Hicks has already met with Special Counsel Robert Mueller III back in December. She was interviewed for two days. If what she told the Intelligence Committee wasn’t something she told the Mueller’s investigators, she may be making a return trip to his office.
That wasn’t the end of the bad news for the White House
Donald Trump’s beleaguered son-in-law Jared Kushner said that he would divest himself of his family’s real estate business, take no pay for his position in the White House and fully concentrate on the business of running the country. Two of those three things are lies. Jared doesn’t get paid to work for his father-in-law but he has been conducting his family’s business in the White House so he isn’t totally invested in running the country. The New York Times broke this story last night.
Early last year, a private equity billionaire started paying regular visits to the White House.
Joshua Harris, a founder of Apollo Global Management, was advising Trump administration officials on infrastructure policy. During that period, he met on multiple occasions with Jared Kushner, President Trump’s son-in-law and senior adviser, said three people familiar with the meetings. Among other things, the two men discussed a possible White House job for Mr. Harris.
The job never materialized, but in November, Apollo lent $184 million to Mr. Kushner’s family real estate firm, Kushner Companies. The loan was to refinance the mortgage on a Chicago skyscraper.
Even by the standards of Apollo, one of the world’s largest private equity firms, the previously unreported transaction with the Kushners was a big deal: It was triple the size of the average property loan made by Apollo’s real estate lending arm, securities filings show.
It was one of the largest loans Kushner Companies received last year. An even larger loan came from Citigroup, which lent the firm and one of its partners $325 million to help finance a group of office buildings in Brooklyn.
That loan was made in the spring of 2017, shortly after Mr. Kushner met in the White House with Citigroup’s chief executive, Michael L. Corbat, according to people briefed on the meeting. The two men talked about financial and trade policy and did not discuss Mr. Kushner’s family business, one person said.
There is little precedent for a top White House official meeting with executives of companies as they contemplate sizable loans to his business, say government ethics experts [..]
Mr. Kushner’s tenure in the White House has been dogged by questions about conflicts of interest between his government work and his family business, in which he remains heavily invested. Mr. Kushner steers American policy in the Middle East, for example, but his family company continues to do deals with Israeli investors.
This blurring of lines is now a potential liability for Mr. Kushner, who recently lost his top-secret security clearance amid worries from some United States officials that foreign governments might try to gain influence with the White House by doing business with Mr. Kushner.

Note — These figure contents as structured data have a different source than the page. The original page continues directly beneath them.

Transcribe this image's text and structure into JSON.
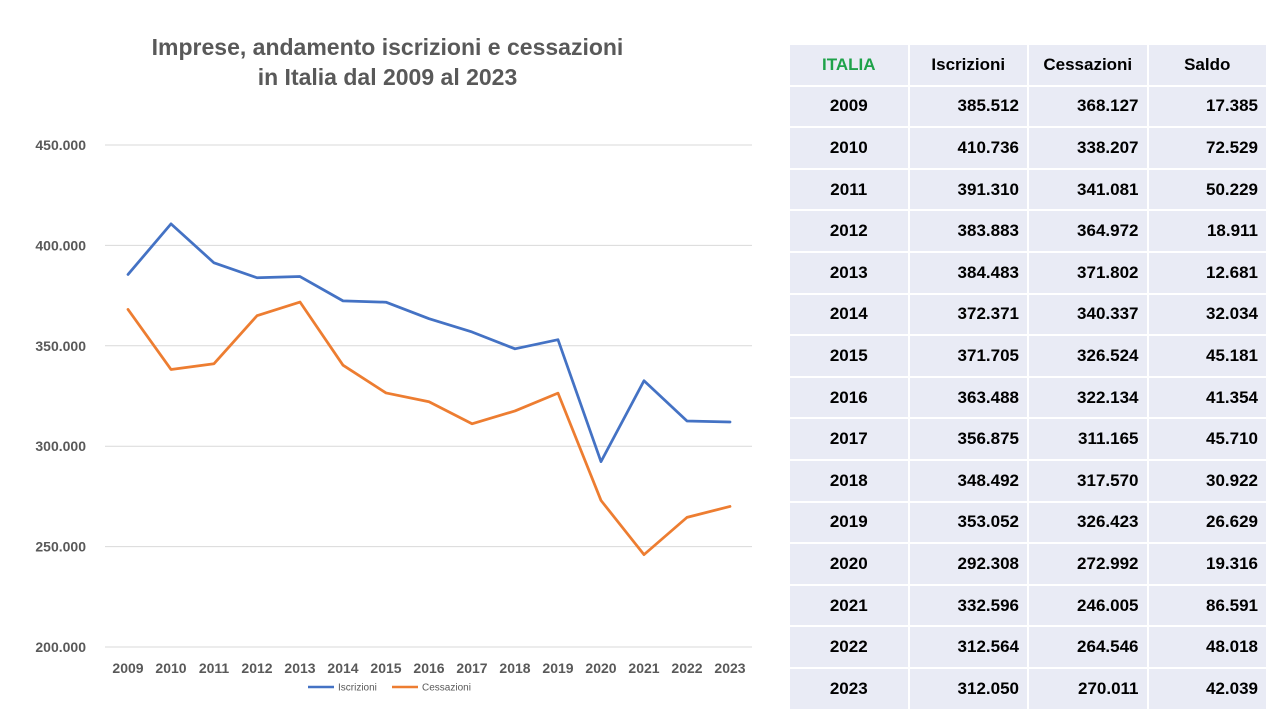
{
  "chart_data": {
    "type": "line",
    "title_line1": "Imprese, andamento iscrizioni e cessazioni",
    "title_line2": "in Italia dal 2009 al 2023",
    "categories": [
      "2009",
      "2010",
      "2011",
      "2012",
      "2013",
      "2014",
      "2015",
      "2016",
      "2017",
      "2018",
      "2019",
      "2020",
      "2021",
      "2022",
      "2023"
    ],
    "series": [
      {
        "name": "Iscrizioni",
        "color": "#4472c4",
        "values": [
          385512,
          410736,
          391310,
          383883,
          384483,
          372371,
          371705,
          363488,
          356875,
          348492,
          353052,
          292308,
          332596,
          312564,
          312050
        ]
      },
      {
        "name": "Cessazioni",
        "color": "#ed7d31",
        "values": [
          368127,
          338207,
          341081,
          364972,
          371802,
          340337,
          326524,
          322134,
          311165,
          317570,
          326423,
          272992,
          246005,
          264546,
          270011
        ]
      }
    ],
    "ylim": [
      200000,
      450000
    ],
    "yticks": [
      200000,
      250000,
      300000,
      350000,
      400000,
      450000
    ],
    "ytick_labels": [
      "200.000",
      "250.000",
      "300.000",
      "350.000",
      "400.000",
      "450.000"
    ],
    "grid": true,
    "legend_position": "bottom"
  },
  "table": {
    "headers": [
      "ITALIA",
      "Iscrizioni",
      "Cessazioni",
      "Saldo"
    ],
    "rows": [
      [
        "2009",
        "385.512",
        "368.127",
        "17.385"
      ],
      [
        "2010",
        "410.736",
        "338.207",
        "72.529"
      ],
      [
        "2011",
        "391.310",
        "341.081",
        "50.229"
      ],
      [
        "2012",
        "383.883",
        "364.972",
        "18.911"
      ],
      [
        "2013",
        "384.483",
        "371.802",
        "12.681"
      ],
      [
        "2014",
        "372.371",
        "340.337",
        "32.034"
      ],
      [
        "2015",
        "371.705",
        "326.524",
        "45.181"
      ],
      [
        "2016",
        "363.488",
        "322.134",
        "41.354"
      ],
      [
        "2017",
        "356.875",
        "311.165",
        "45.710"
      ],
      [
        "2018",
        "348.492",
        "317.570",
        "30.922"
      ],
      [
        "2019",
        "353.052",
        "326.423",
        "26.629"
      ],
      [
        "2020",
        "292.308",
        "272.992",
        "19.316"
      ],
      [
        "2021",
        "332.596",
        "246.005",
        "86.591"
      ],
      [
        "2022",
        "312.564",
        "264.546",
        "48.018"
      ],
      [
        "2023",
        "312.050",
        "270.011",
        "42.039"
      ]
    ]
  }
}
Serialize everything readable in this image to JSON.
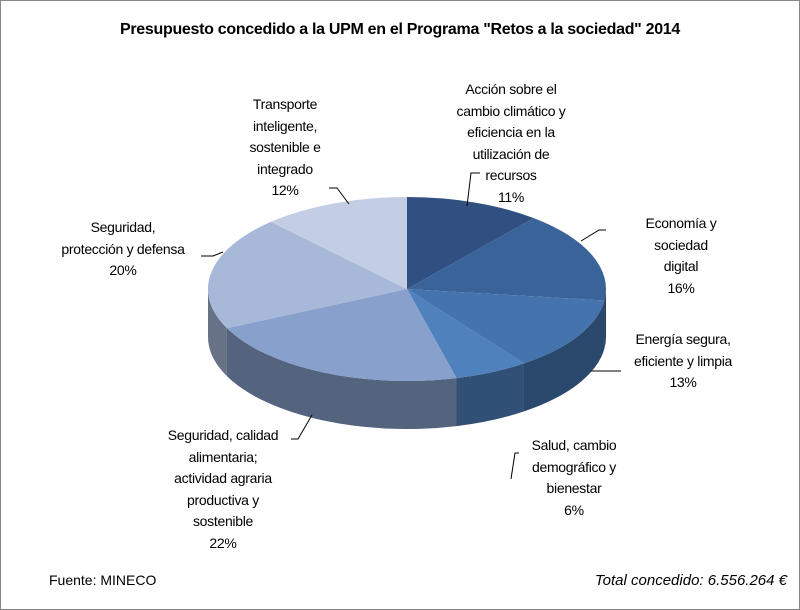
{
  "chart_data": {
    "type": "pie",
    "style": "3d",
    "title": "Presupuesto concedido a la UPM en el Programa \"Retos a la sociedad\" 2014",
    "start": "top, clockwise",
    "slices": [
      {
        "label": "Acción sobre el\ncambio climático y\neficiencia en la\nutilización de\nrecursos",
        "value": 11,
        "pct_label": "11%",
        "color": "#2f5081"
      },
      {
        "label": "Economía y sociedad\ndigital",
        "value": 16,
        "pct_label": "16%",
        "color": "#3a6399"
      },
      {
        "label": "Energía segura,\neficiente y limpia",
        "value": 13,
        "pct_label": "13%",
        "color": "#4473ae"
      },
      {
        "label": "Salud, cambio\ndemográfico y\nbienestar",
        "value": 6,
        "pct_label": "6%",
        "color": "#4f81bd"
      },
      {
        "label": "Seguridad, calidad\nalimentaria;\nactividad agraria\nproductiva y\nsostenible",
        "value": 22,
        "pct_label": "22%",
        "color": "#87a0cc"
      },
      {
        "label": "Seguridad,\nprotección y defensa",
        "value": 20,
        "pct_label": "20%",
        "color": "#a7b8d8"
      },
      {
        "label": "Transporte\ninteligente,\nsostenible e\nintegrado",
        "value": 12,
        "pct_label": "12%",
        "color": "#c3cde3"
      }
    ],
    "legend": "none (data labels)"
  },
  "footer": {
    "source": "Fuente: MINECO",
    "total": "Total concedido: 6.556.264 €"
  }
}
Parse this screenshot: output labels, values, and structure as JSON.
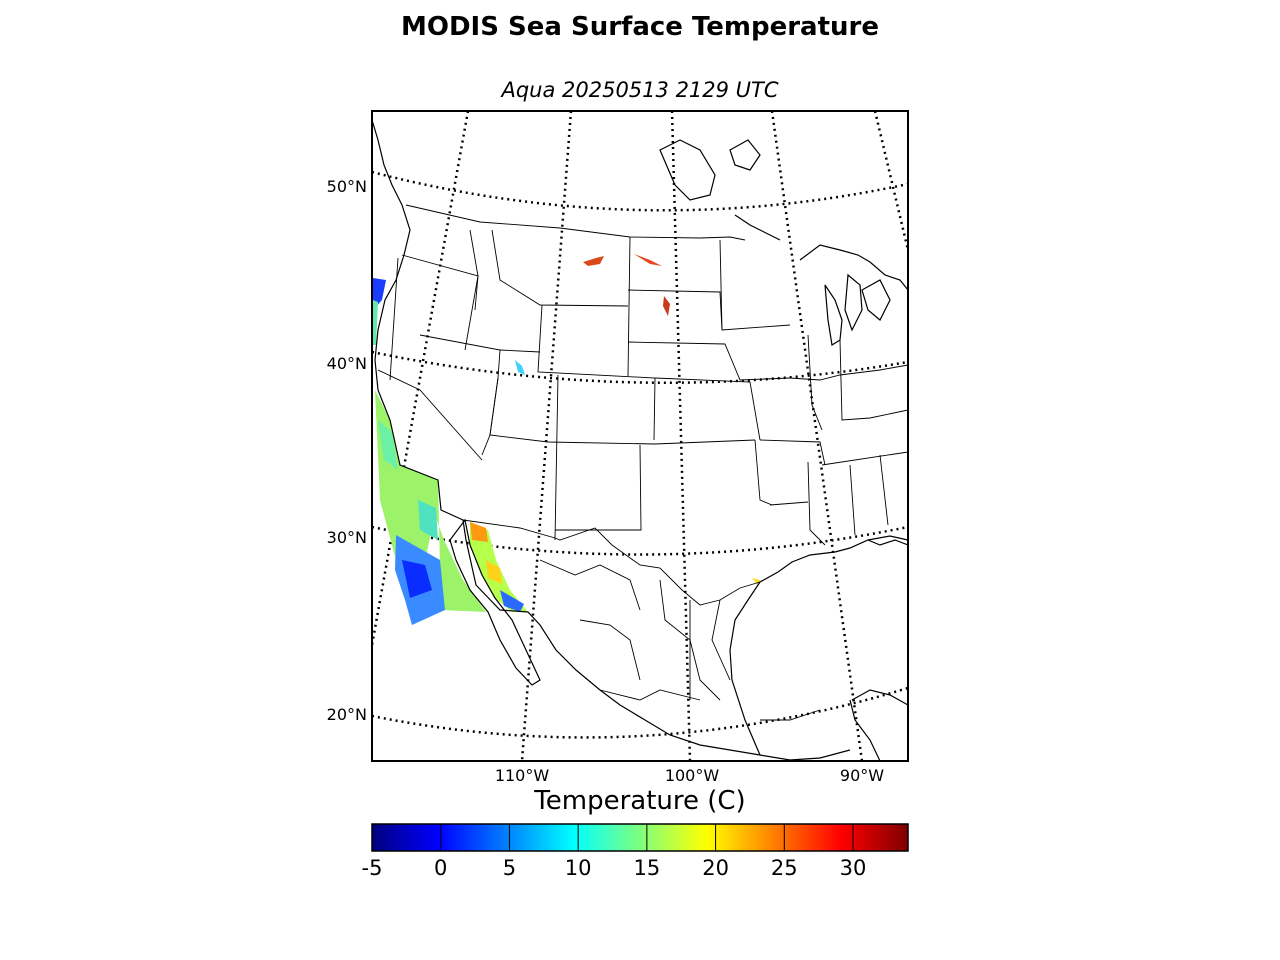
{
  "title": "MODIS Sea Surface Temperature",
  "subtitle": "Aqua 20250513 2129 UTC",
  "latitude_labels": [
    "50°N",
    "40°N",
    "30°N",
    "20°N"
  ],
  "longitude_labels": [
    "110°W",
    "100°W",
    "90°W"
  ],
  "colorbar": {
    "title": "Temperature (C)",
    "ticks": [
      "-5",
      "0",
      "5",
      "10",
      "15",
      "20",
      "25",
      "30"
    ],
    "range": [
      -5,
      34
    ],
    "colormap": "jet",
    "colors": [
      "#00007f",
      "#0000ff",
      "#007fff",
      "#00ffff",
      "#7fff7f",
      "#ffff00",
      "#ff7f00",
      "#ff0000",
      "#7f0000"
    ]
  }
}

Investigators working for Robert S. Mueller III, the special counsel looking into Russian interference in the 2016 election, have asked questions about Mr. Kushner’s interactions with potential investors from overseas, according to a person familiar with the matter. Mr. Kushner’s firm has sought investments from the Chinese insurer Anbang and from the former prime minister of Qatar.
One of the NYT reporters who wrote the article, Jess Drucker spoke with MSNBC host Rachel Maddow reminding her, and us, that while Kushner had resigned his position with Kushner Companies he kept his ownership stake in the companies, Not exactly what you would call divesting.
Mueller is following the money and Kushner is leaving quite a trail. Hang tight, that was only Wednesday’a news.